La mujer cambia de color, mira a su hija como diciendo ya me ha pillado, me vuelve a mirar a mí extrañándose de mi atrevimiento y de mi perspicacia, al fin suspira. Un largo suspiro.
-Mamá, no pasa nada. Estamos aquí para eso. Desahógate de una vez, mujer -es la hija quien toma ahora la palabra, una mujer serena y apacible.
La señora se ha derrumbado, dos chorreras de lágrimas brotan de pronto, casi a borbotones, de sus ojos, antes vivos, ahora melancólicos. El nudo de su garganta no le permite articular palabra.
-Mamá, por favor...
-Déjala -corrijo a la hija.
La mujer llora largamente. Le cojo sus manos con las mías. Al cabo, se enjuga con su pañuelito, se rehace y se disculpa. Pero no habla.
-Cuéntemelo usted -le digo a la hija-, a ver.
¡Qué cosas le pasan a las criaturas del Señor! ¡Con lo simple que es la vida en mi casa! Hará un año, más o menos, que regresó al pueblo una anciana viuda de la edad de esta mujer que en su día emigró a Cataluña. Y resultó que esa anciana fue la primera novia de su marido allá por los años cincuenta. Y que su marido -¡qué calientes y salidos los hombres, todos- se ha encaprichado con ella y ella con él -¡anda que también la señora catalana...!-. Pero, nada de nada, nada pecaminoso, sólo charlar, verse un poco a escondidas, llamarse por el móvil, algún beso -sin lengua desde luego- de despedida o de saludo y ya está.

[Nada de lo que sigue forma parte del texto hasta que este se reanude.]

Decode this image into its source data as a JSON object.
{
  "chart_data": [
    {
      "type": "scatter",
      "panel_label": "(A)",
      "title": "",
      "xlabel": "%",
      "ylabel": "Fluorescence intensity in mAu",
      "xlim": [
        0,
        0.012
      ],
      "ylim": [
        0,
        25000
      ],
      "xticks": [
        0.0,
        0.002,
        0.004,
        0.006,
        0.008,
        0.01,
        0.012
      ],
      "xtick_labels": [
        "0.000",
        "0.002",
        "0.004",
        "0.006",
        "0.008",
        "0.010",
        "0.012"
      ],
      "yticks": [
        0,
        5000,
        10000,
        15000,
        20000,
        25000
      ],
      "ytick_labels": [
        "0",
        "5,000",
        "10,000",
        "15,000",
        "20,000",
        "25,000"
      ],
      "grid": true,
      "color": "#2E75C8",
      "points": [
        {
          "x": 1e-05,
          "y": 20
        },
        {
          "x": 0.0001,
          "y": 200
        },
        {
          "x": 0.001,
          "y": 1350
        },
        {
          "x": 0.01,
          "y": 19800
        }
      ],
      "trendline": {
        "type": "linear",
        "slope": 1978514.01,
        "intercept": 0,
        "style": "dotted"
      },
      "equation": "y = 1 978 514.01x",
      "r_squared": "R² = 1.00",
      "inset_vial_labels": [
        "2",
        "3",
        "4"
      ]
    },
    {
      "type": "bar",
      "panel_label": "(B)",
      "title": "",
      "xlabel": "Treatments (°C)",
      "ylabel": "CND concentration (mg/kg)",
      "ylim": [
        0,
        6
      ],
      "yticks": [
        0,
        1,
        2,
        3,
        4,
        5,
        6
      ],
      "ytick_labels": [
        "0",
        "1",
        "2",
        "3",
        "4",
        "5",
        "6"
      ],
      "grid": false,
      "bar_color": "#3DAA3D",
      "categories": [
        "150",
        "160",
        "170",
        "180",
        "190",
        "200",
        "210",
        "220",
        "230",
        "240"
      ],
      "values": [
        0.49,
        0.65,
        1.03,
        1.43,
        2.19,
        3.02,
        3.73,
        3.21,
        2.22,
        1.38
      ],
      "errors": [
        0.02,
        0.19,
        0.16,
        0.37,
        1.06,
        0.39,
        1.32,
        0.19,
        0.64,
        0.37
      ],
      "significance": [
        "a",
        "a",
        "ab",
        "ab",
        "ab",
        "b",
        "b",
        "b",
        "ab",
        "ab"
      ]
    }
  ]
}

-Y está bien, y a mí no me hubiera importado -salta al fin desgarrada la anciana mujer-, lo hubiera comprendido. Lo que me ha matado es la mentira, la ocultación, "Oye Manuel, aquí hay una llamada de Angelines", "No, no, ése será un número equivocado", "Oye niño, ten cuidado que me han dicho que ayer te vieron con Angelines, ya sabes cómo es la gente", "No, qué va, ayer estuve toa la tarde en el hogar de los viejos jugando al dominó", eso es lo que no he podido soportar. Y me ha acarreado, es verdad, una depresión.
-Lleva usted razón. Yo creo que la base de una relación de pareja debe ser la sinceridad y la lealtad. Ni siquiera la fidelidad, sino la lealtad. Así que la comprendo a usted perfectamente. Pero ya está todo aclarado. Su marido le ha pedido perdón. Pelillos a la mar.
-Sí, pero cuesta.
Puede creer erróneamente la gente nueva que este tema del desamor sólo les atañe a los jóvenes. La vida nos va enseñando cosas, cosas impensables a ciertas edades, cosas como que el amor no entiende de años ni de arrugas. Quien bien te quiere te hará llorar. A cualquier edad.
Y entonces se me viene al pensamiento cómo se puede enterar el médico de cabecera de todas estas historias si sólo dispone de diez minutos por paciente. Imposible. A mí me ha costado casi una hora. Y son historias relevantes, que te dan la clave del diagnóstico en muchos casos, que de su conocimiento, a la postre, se deriva el ahorro de pruebas molestas, caras e innecesarias. Sin la última confesión, esta mujer posiblemente se hubiese ganado dos endoscopias y un TAC. Por lo menos.
Saber escuchar, ese arte que debe poseer todo médico, que nunca podemos perder.